Andres Manuel Lopez Obrador, candidat de la gauche à la présidentielle au Mexique, le 29 janvier 2018.

La campagne pour l'élection présidentielle du 1er juillet au Mexique s'ouvre officiellement vendredi, avec en tête des sondages le vétéran de gauche Andres Manuel Lopez Obrador, qui promet une rupture nette avec le passé.

"AMLO", comme il est surnommé, participe pour la troisième fois à la présidentielle: en 2006, il avait fait figure de favori durant la majeure partie de la campagne avant finalement de perdre face au conservateur Felipe Calderon du Parti action nationale (PAN).

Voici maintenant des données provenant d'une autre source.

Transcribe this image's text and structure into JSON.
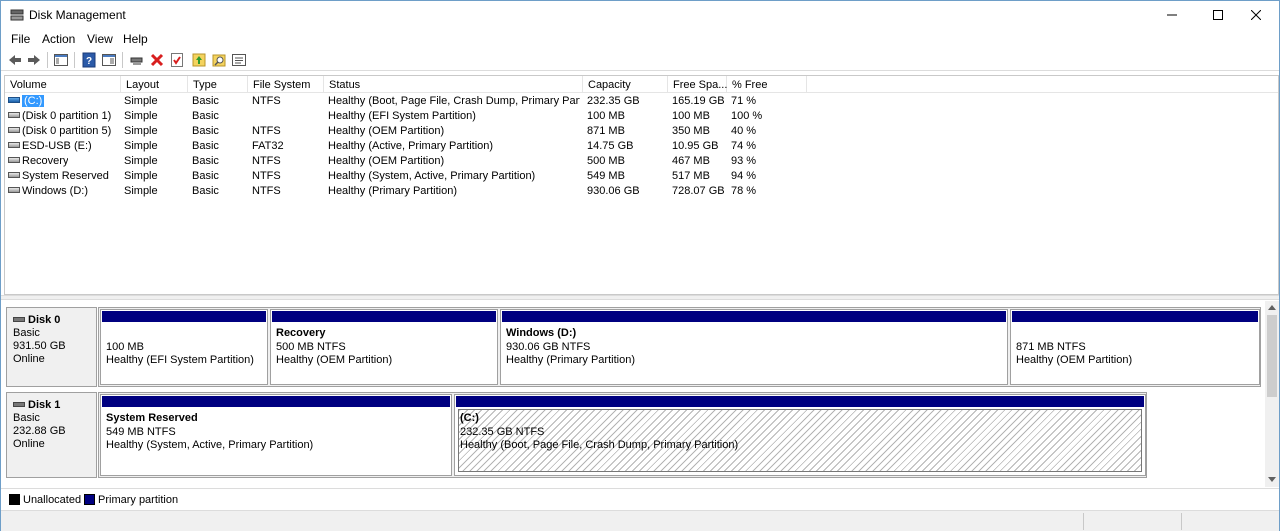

Cet homme de gauche au tempérament parfois fougueux semble le mieux placé pour succéder au président Enrique Peña Nieto, dont la popularité a plongé après plusieurs scandales de corruption et les violences sans fin, liées au narcotrafic, qui frappent le pays.

Deux principaux candidats tentent de lui barrer le chemin.

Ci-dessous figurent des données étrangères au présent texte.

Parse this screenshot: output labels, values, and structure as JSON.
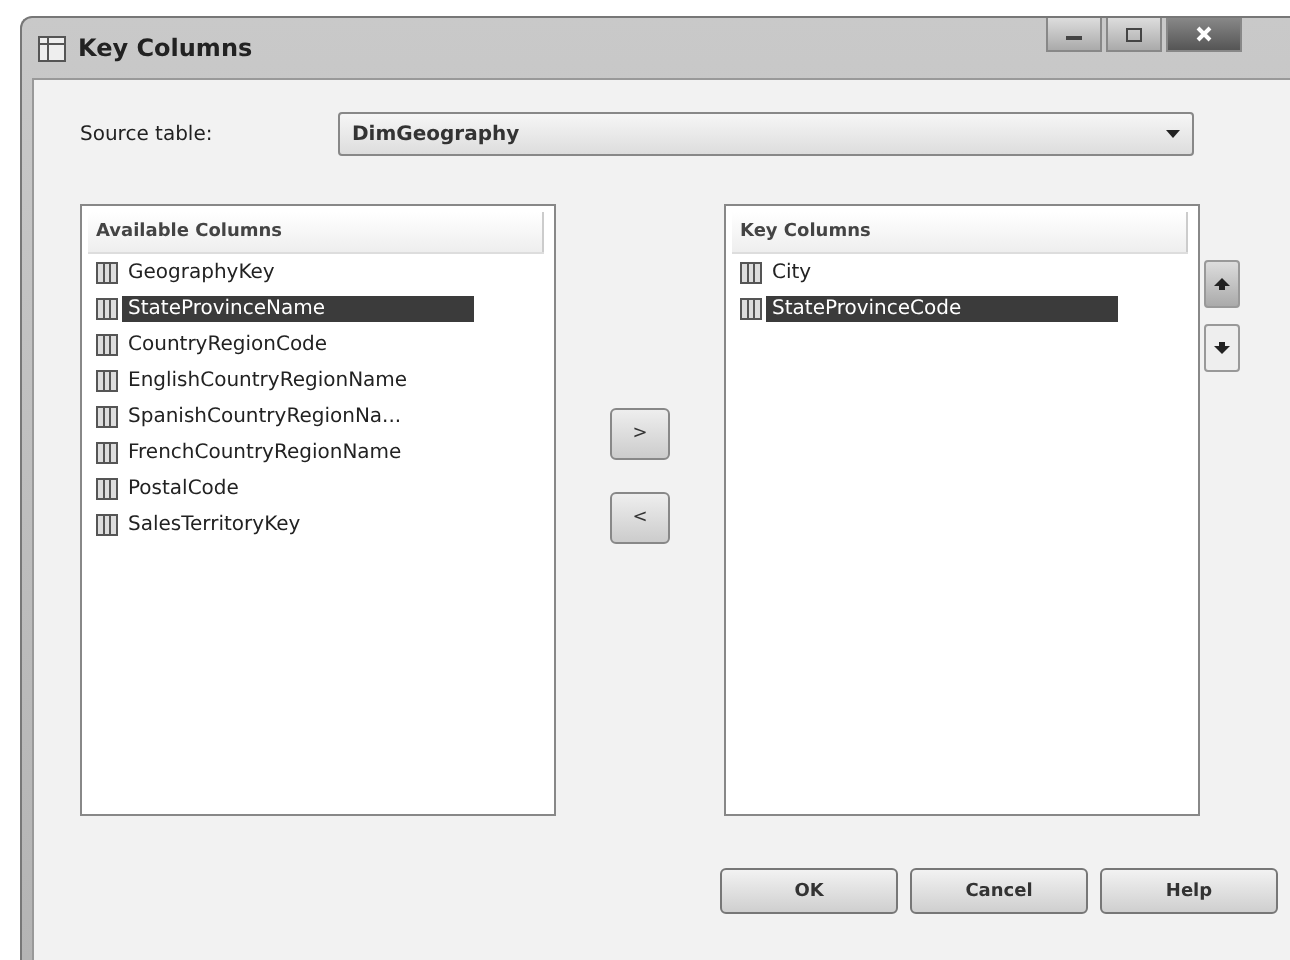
{
  "window": {
    "title": "Key Columns"
  },
  "source_table": {
    "label": "Source table:",
    "value": "DimGeography"
  },
  "available_columns": {
    "header": "Available Columns",
    "items": [
      {
        "label": "GeographyKey",
        "selected": false
      },
      {
        "label": "StateProvinceName",
        "selected": true
      },
      {
        "label": "CountryRegionCode",
        "selected": false
      },
      {
        "label": "EnglishCountryRegionName",
        "selected": false
      },
      {
        "label": "SpanishCountryRegionNa...",
        "selected": false
      },
      {
        "label": "FrenchCountryRegionName",
        "selected": false
      },
      {
        "label": "PostalCode",
        "selected": false
      },
      {
        "label": "SalesTerritoryKey",
        "selected": false
      }
    ]
  },
  "move_buttons": [
    ">",
    "<"
  ],
  "key_columns": {
    "header": "Key Columns",
    "items": [
      {
        "label": "City",
        "selected": false
      },
      {
        "label": "StateProvinceCode",
        "selected": true
      }
    ]
  },
  "buttons": [
    "OK",
    "Cancel",
    "Help"
  ]
}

Ricardo Anaya du Parti action nationale (PAN, droite), un jeune ex-juriste de 39 ans dont l'image de renouveau a été entachée par de récentes accusations de corruption.

Et José Antonio Meade, un ancien ministre des Finances respecté, que le parti au pouvoir (PRI) a choisi de désigner comme candidat bien qu'il ne fasse pas partie de ses rangs, pour tenter de faire oublier son impopularité.

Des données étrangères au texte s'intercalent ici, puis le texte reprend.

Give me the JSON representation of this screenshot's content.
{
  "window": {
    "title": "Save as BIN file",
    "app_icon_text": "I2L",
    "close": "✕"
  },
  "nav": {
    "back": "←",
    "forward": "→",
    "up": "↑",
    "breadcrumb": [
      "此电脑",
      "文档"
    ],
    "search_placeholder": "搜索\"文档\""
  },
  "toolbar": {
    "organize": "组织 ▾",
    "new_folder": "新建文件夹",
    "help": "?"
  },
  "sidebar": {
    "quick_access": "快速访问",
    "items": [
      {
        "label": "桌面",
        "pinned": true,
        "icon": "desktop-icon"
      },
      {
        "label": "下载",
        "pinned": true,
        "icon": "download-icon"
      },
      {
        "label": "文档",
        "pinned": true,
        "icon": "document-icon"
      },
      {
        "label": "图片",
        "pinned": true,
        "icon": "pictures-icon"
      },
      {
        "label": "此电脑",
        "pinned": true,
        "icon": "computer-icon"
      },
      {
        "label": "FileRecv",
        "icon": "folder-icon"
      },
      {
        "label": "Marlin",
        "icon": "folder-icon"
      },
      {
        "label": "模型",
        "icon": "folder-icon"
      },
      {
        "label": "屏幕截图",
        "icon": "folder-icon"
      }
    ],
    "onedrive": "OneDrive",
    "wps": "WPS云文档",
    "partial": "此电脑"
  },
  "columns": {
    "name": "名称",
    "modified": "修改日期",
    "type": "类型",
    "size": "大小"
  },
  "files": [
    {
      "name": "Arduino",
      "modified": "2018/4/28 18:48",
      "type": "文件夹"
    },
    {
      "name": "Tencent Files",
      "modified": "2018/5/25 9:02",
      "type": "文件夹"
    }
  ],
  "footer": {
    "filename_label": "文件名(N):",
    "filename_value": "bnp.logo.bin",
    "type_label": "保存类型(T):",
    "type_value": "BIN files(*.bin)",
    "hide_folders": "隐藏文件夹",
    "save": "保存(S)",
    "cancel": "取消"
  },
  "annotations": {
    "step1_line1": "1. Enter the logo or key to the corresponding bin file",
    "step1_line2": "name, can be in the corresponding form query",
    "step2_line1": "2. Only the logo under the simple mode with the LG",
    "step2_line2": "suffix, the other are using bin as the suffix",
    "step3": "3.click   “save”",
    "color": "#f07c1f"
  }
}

La quatrième postulante est l'épouse de l'ex-président Calderon, Margarita Zavala, qui a quitté le PAN après un conflit avec Anaya et se présente comme indépendante.

Les candidats prévoient des ouvertures de campagne discrètes vendredi. Mais les premiers grands rassemblements sont prévus pour ce dimanche de Pâques, une date symbolique dans un pays très catholique.

Tous espèrent lancer leur campagne par une démonstration de force de leurs supporters.

"Tout est possible, mais AMLO semble de plus en plus difficile à battre", commente à l'AFP l'analyste politique mexicain Jose Antonio Crespo.

Son propre pire ennemi?

Les sondages récents attribuent à Lopez Obrador un peu plus de 40% des intentions de vote. Anaya et Meade évolueraient entre 20% et 30%, tandis que Zavala à moins de 10%.

Ces chiffres - s'ils étaient confirmés - seraient suffisants pour que le candidat de gauche s'impose lors de cette élection au suffrage uninominal majoritaire à un tour. Mais on dit souvent au Mexique que "le pire ennemi d'AMLO est... AMLO lui-même".

Selon certains de ses détracteurs, l'ancien maire de Mexico attire une frange radicale et intolérante de l'électorat qui effraie la plupart des électeurs.

Célèbre pour sa raillerie contre la "mafia du pouvoir" du Mexique, Lopez Obrador, 64 ans, a jusqu'ici fait campagne avec un ton badin, se tournant même en dérision en promettant qu'il sera "paix et amour" en 2018.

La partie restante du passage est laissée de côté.